Hmm, pshufb isn't saving me as much as I thought, because it requires a pcmpeqd, and a pxor to zero a register. It's also loading its shuffle mask from a constant in memory, which can miss in the D-cache. It is the fastest version I've come up with, though.
If inlined into a loop, the same zeroed register could be used, saving one instruction. However, OR and AND can run on port0 (Intel CPUs), which can't run shuffle or compare instructions. The PXOR doesn't use any execution ports, though (on Intel SnB-family microarchitecture).
I haven't run real benchmarks of any of these, only IACA.
The PBLENDW and PSHUFB versions have the same latency (22 cycles, compiled for non-AVX), but the PSHUFB version has better throughput (one per 7.1c, vs. one per 7.4c, because PBLENDW needs the shuffle port, and there's already a lot of contention for it.) IACA says the version using PANDN with a constant instead of PBLENDW is also one-per-7.4c throughput, disappointingly. Port0 isn't saturated, so IDK why it's as slow as PBLENDW.
Old ideas that didn't pan out.
Leaving them in for the benefit of people looking for things to try when using vectors for related things.

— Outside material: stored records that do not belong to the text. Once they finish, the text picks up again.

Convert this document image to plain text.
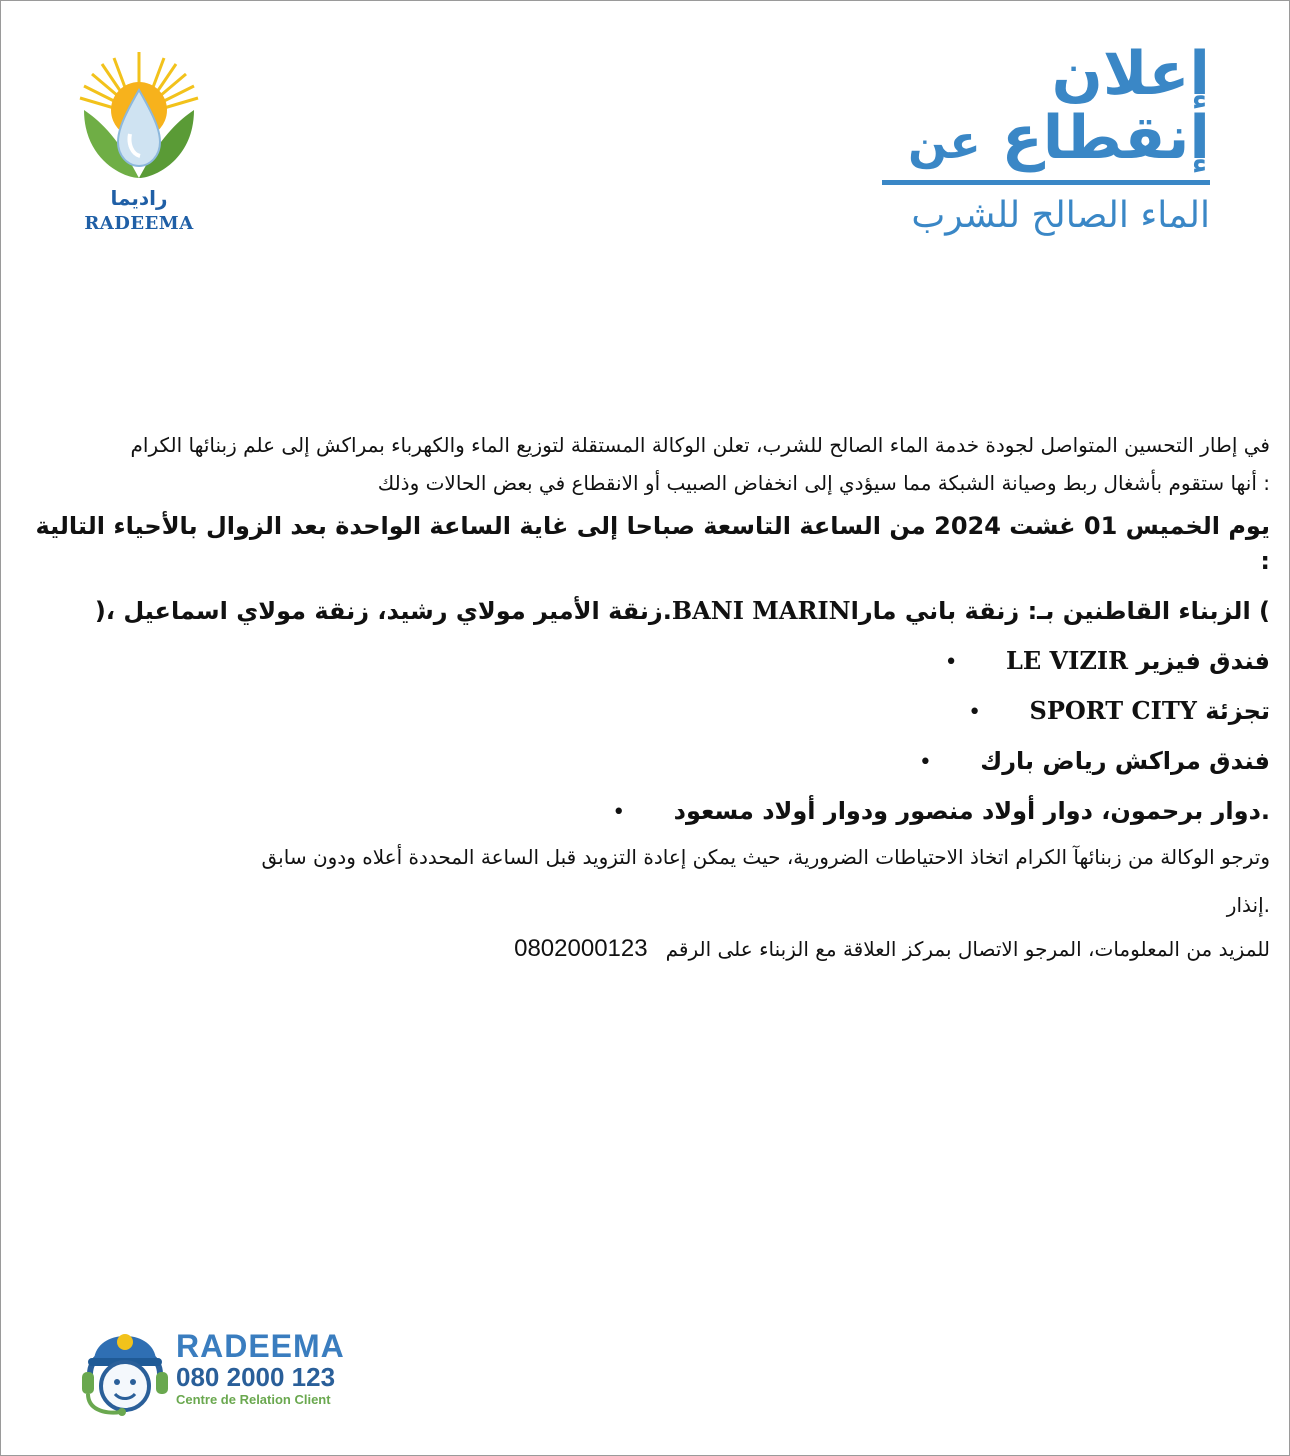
راديما
RADEEMA
إعلان
إنقطاع عن
الماء الصالح للشرب

في إطار التحسين المتواصل لجودة خدمة الماء الصالح للشرب، تعلن الوكالة المستقلة لتوزيع الماء والكهرباء بمراكش إلى علم زبنائها الكرام

: أنها ستقوم بأشغال ربط وصيانة الشبكة مما سيؤدي إلى انخفاض الصبيب أو الانقطاع في بعض الحالات وذلك

يوم الخميس 01 غشت 2024 من الساعة التاسعة صباحا إلى غاية الساعة الواحدة بعد الزوال بالأحياء التالية

:

) الزبناء القاطنين بـ: زنقة باني ماراBANI MARIN.زنقة الأمير مولاي رشيد، زنقة مولاي اسماعيل ،(
فندق فيزير LE VIZIR •
تجزئة SPORT CITY •
فندق مراكش رياض بارك •
.دوار برحمون، دوار أولاد منصور ودوار أولاد مسعود •

وترجو الوكالة من زبنائهآ الكرام اتخاذ الاحتياطات الضرورية، حيث يمكن إعادة التزويد قبل الساعة المحددة أعلاه ودون سابق

.إنذار

للمزيد من المعلومات، المرجو الاتصال بمركز العلاقة مع الزبناء على الرقم0802000123

RADEEMA
080 2000 123
Centre de Relation Client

Dup-checking s2 with vectors is more work than checking s2 vs. s1, because one compare is as expensive as 4 if done with vectors. The shuffling or masking needed after the compare, to remove false positives if there's no sentinel value, is annoying.
Ideas so far:
Shift s2 over by an element, and compare it to itself. Mask off false positives from shifting in 0. Vertically OR these together, and use it to ANDN the s1 vs s2 vector.
scalar code to do the smaller number of s2 vs. itself comparisons, building a bitmask to use before popcnt.
Broadcast s2.d and check it against s2 (all positions). But that puts the results horizontally in one vector, instead of vertically in 3 vectors. To use that, maybe PTEST / SETCC to make a mask for the bitmap (to apply before popcount). (PTEST with a mask of _mm_setr_epi32(0, -1, -1, -1), to only test the c,b,a, not d==d). Do (c==a | c==b) and b==a with scalar code, and combine that into a mask. Intel Haswell and later have 4 ALU execution ports, but only 3 of them can run vector instructions, so some scalar code in the mix could fill port6. AMD has even more separation between vector and integer execution resources.
shuffle s2 to get all the necessary comparisons done somehow, then shuffle the outputs. Maybe use movemask -> 4-bit lookup table for something?